I’m still trying to find my sound but I have a good idea of what direction I want to take. I’ve always loved the vibe a live band brings and so I’ve been trying to somehow incorporate that in my sound, even if the production isn’t necessarily made by a band but more-so electronically played. My heart will always be in R&B but sometimes I like to blend other genres together as well. If you check my iPod (and probably most people of my generation), you’d see that I don’t just listen to one style of music. One thing I do know is that through my music, I love to invoke some sort of emotion, whether it be love, anger, or motivation.
Who are some of your musical influences?
Most singers say this but it’s true: Michael Jackson is one of my biggest influences. My favorite songs of his have to be “Remember the time,” “Butterflies,” “Lady in my life,” and “I Can’t Help It.” Other artists who have influenced me growing up would be Prince, Musiq Soulchild, Marsha Ambrosius, Day26, Robin Thicke, Ne-yo, and Usher. Production wise, it would have to be Just Blaze, Justice League, Timbaland, and The Neptunes.
It’s a struggle for all of us coming from Canada. So once we do make it out, best believe we’ll be some of the hardest workers the world’s ever seen. If you respect them or not, Justin Bieber, Drake, and Melanie Fiona have proven to really grind for what they want, and I want to be able to show that I do as well. We’re very multi-talented in this country, and it might be because of the fact that you can’t really be that dependent on other people here because they’re all crabs in a bucket. I really do love my country and the people in it though and do wish for all of us to reach our goals and dreams. Once I started putting out my music in the public I did get a lot of love from my fellow artists and through that, I’ve done of collaborations within and out of the country, so that’s a blessing.
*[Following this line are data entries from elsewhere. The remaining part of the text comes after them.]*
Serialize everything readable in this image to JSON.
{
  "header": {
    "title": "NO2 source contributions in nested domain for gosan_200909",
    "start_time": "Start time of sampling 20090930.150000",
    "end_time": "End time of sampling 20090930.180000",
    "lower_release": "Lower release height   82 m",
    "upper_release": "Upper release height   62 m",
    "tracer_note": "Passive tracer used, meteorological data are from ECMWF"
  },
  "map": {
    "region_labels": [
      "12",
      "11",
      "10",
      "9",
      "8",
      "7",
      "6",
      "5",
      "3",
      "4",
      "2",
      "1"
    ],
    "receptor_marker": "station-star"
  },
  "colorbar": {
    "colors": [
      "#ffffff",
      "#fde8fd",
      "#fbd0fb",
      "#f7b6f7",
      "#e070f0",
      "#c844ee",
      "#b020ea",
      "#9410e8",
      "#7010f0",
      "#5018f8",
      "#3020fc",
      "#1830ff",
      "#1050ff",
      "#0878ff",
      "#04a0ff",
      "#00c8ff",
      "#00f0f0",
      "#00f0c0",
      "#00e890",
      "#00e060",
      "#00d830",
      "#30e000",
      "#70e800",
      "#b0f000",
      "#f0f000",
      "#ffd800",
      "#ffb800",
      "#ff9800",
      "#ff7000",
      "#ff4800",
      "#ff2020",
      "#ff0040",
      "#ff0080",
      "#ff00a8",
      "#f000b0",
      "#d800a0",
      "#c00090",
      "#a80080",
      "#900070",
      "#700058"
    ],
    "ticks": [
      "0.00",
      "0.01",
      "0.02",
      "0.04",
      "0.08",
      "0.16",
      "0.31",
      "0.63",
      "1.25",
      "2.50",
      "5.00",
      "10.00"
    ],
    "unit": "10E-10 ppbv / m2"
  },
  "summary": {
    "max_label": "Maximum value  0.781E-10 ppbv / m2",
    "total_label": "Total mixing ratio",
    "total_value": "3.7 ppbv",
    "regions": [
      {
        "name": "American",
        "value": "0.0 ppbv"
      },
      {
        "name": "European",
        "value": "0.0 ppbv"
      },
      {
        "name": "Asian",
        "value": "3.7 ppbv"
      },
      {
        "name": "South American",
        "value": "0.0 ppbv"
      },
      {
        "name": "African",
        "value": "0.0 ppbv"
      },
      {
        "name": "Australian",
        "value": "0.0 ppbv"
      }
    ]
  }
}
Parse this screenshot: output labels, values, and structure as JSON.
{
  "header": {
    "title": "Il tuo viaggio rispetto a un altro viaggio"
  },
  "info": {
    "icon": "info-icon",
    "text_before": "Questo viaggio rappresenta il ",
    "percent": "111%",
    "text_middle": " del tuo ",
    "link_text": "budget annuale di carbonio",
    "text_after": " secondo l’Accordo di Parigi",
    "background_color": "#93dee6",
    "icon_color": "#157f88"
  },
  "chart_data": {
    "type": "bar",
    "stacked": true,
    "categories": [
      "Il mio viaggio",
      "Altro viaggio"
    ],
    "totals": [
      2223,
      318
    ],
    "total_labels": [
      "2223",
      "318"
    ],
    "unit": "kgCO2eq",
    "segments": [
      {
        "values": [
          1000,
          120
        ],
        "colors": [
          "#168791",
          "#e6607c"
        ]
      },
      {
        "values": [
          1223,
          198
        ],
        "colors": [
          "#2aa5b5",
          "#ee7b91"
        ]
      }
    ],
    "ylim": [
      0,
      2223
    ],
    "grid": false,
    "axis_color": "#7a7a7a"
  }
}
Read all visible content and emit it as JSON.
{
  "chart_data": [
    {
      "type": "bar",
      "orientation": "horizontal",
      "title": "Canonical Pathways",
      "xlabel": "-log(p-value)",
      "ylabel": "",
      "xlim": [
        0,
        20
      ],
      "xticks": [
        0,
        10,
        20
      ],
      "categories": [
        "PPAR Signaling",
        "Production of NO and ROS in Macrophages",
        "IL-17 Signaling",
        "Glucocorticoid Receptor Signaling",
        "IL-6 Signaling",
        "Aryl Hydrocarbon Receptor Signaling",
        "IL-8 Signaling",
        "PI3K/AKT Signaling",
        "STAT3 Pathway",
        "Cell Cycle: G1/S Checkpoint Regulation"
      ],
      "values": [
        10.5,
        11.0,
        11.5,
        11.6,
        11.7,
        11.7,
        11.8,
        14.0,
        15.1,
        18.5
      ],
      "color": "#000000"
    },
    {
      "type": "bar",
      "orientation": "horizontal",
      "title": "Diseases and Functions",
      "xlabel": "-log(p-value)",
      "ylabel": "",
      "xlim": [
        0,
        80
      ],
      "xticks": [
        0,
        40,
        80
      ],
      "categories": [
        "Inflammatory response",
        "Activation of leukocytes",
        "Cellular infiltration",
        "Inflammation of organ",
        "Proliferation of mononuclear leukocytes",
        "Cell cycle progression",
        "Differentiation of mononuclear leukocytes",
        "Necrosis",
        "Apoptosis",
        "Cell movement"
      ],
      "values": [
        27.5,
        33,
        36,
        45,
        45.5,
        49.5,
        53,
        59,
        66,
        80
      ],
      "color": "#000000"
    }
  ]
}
What has been one of your proudest moments as a rising R&B artist?
It would have to be winning the competition to open for Drake at his first OVOFest, which had over 3,000 contestants applying for that spot. The thing is I wasn’t even the one who put myself in the contest. My engineer, Pro Logic, was the one who signed me up and everything and it’s not until I was in 5th place that I knew I was in the contest — so I think that’s pretty crazy. Also having Saigon put me on a very important song of his (“Fatherhood”), which was about his newborn daughter. It was really dope to me because in a sense that makes me a part of something that’s very meaningful to him, and once she grows up, I’ll be that guy who made a song about her with her father.
You have a song called “Cheated” featuring Joe Budden. How did that collaboration come about?
Well I was putting my first album together (The Point Of No Return) and when it was about 80 percent done, my engineer and I started deciding on what features we wanted on the project. On that album I wanted to have artists that weren’t completely mainstream but also not completely underground. At the time, I had been listening to a lot of Joe Budden’s mixtapes because it kind of was an emotional time for me, and he’s known for making mood music. So one day when Joe Budden had a show in Toronto, my engineer took it upon himself to talk to him about doing a feature and brought him over to his studio.
On the way there my engineer asked him, “I have this artist that wanted you on a verse for one of his songs. If you don’t like his music, you don’t have to do it but if you do then I’d really appreciate it.” So on the way there, he played Joe Budden a few songs and then at the end of it [Budden] decided that he liked my music and ended up doing the feature. I wasn’t there for the studio session but I did meet him when we shot the video, and when we did meet he took it upon himself to tell me he was a fan of mine, so that’s really dope to me, and I appreciate that to the fullest.
What do you hope to accomplish this year? Any upcoming projects?
I’m going to be working on a new project. Hopefully do a lot of videos this time around and also bring the fans into my world a lot more. I’m also branching out a bit into other things to help my brand grow even more, but only in things that will increase the value of and focus on my music. I’m going to independently put together some shows for myself with live band so I can get more intimate with my fans.